Mengenang Sosok Mbah Maimun,Belajar Ngaji ke Mekkah di Usia 21 Tahun hingga Kini Jadi Rujukan Santri
Ulama tokoh Nahdlatul Ulama, KH Maimun Zubair atau yang akrab disapa Mbah Moen meninggal dunia di Mekkah, Arab Saudi, Selasa (6/8/2019).
TRIBUN-TIMUR.COM-Ulama tokoh Nahdlatul Ulama, KH Maimun Zubair atau yang akrab disapa Mbah Moen meninggal dunia di Mekkah, Arab Saudi, Selasa (6/8/2019).
Mbah Maimun meninggal dunia saat menjalankan ibadah haji. Ia meninggal dunia di tanah suci, tempat ia mengimba ilmu saat usia 21 tahun.

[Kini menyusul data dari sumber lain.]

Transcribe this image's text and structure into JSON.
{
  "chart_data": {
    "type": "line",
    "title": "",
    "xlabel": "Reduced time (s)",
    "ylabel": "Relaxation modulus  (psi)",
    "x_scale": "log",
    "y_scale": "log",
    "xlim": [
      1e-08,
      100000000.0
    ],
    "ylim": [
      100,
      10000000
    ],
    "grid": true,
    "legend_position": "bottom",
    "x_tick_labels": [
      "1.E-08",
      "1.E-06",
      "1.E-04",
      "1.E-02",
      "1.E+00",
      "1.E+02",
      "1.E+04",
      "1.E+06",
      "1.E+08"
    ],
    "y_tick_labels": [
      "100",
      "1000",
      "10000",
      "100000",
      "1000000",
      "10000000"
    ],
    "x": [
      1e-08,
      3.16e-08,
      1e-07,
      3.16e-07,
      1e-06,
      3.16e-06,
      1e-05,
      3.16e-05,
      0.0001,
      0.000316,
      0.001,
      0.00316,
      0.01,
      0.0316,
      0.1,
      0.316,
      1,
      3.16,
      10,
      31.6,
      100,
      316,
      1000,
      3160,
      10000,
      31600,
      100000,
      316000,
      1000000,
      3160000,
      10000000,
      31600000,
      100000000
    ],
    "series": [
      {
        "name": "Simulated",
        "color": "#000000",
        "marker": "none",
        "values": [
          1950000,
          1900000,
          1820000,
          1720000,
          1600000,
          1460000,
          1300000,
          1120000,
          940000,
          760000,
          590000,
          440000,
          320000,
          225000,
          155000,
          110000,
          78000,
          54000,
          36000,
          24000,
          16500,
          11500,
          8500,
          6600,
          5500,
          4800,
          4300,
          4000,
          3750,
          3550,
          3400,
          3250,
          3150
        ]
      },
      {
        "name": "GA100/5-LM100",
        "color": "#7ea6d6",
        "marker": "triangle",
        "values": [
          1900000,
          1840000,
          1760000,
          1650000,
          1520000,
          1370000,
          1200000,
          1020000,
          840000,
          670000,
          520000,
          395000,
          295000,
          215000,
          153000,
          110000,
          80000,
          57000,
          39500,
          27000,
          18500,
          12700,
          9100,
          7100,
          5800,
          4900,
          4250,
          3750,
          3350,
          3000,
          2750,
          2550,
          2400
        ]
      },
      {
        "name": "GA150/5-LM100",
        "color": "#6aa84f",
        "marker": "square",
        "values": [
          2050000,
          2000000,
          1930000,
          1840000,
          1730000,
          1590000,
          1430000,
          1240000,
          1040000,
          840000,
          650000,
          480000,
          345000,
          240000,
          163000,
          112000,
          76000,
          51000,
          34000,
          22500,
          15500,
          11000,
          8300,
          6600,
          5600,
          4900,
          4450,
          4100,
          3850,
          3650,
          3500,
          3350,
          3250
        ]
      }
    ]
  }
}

Pada usia tersebut, Mbah Maimun meninggalkan kampung halamannya di Rembang, Jawa Tengah menuju Mekkah, Arab Saudi untuk belajar mengaji.
Ia berada di bawah bimbingan Sayyid Alawi bin Abbas al-Maliki, Syekh al-Imam Hasan al-Masysyath, Sayyid Amin al-Quthbi, Syekh Yasin Isa al-Fadani, Syekh Abdul Qodir al-Mandaly dan beberapa ulama lain.
Baca: Jenazah KH Maimun Zubair Tak Dipulangkan ke Indonesia, Presiden Jokowi Terbang ke Mekkah
Baca: Meninggal Dunia di Makkah, Ini 5 Fakta Mbah Moen,Ulama dan Politisi yang Disegani Jokowi dan Prabowo

Mbah Moen adalah putra ulama Kiai Zubair. Ayahnya merupakan seorang alim dan faqih, murid dari Syaikh Saíd al-Yamani serta Syaikh Hasan al-Yamani al-Makky.
Selain di Tanah Suci, Mbah Maimun juga belajar mengaji di sejumlah pesantren di tanah Jawa, di antaranya Pesantren Lirboyo, Kediri, di bawah bimbingan Kiai Abdul Karim.
Saat berguru di Lirboyo, ia juga mengaji kepada Kiai Mahrus Ali dan Kiai Marzuki.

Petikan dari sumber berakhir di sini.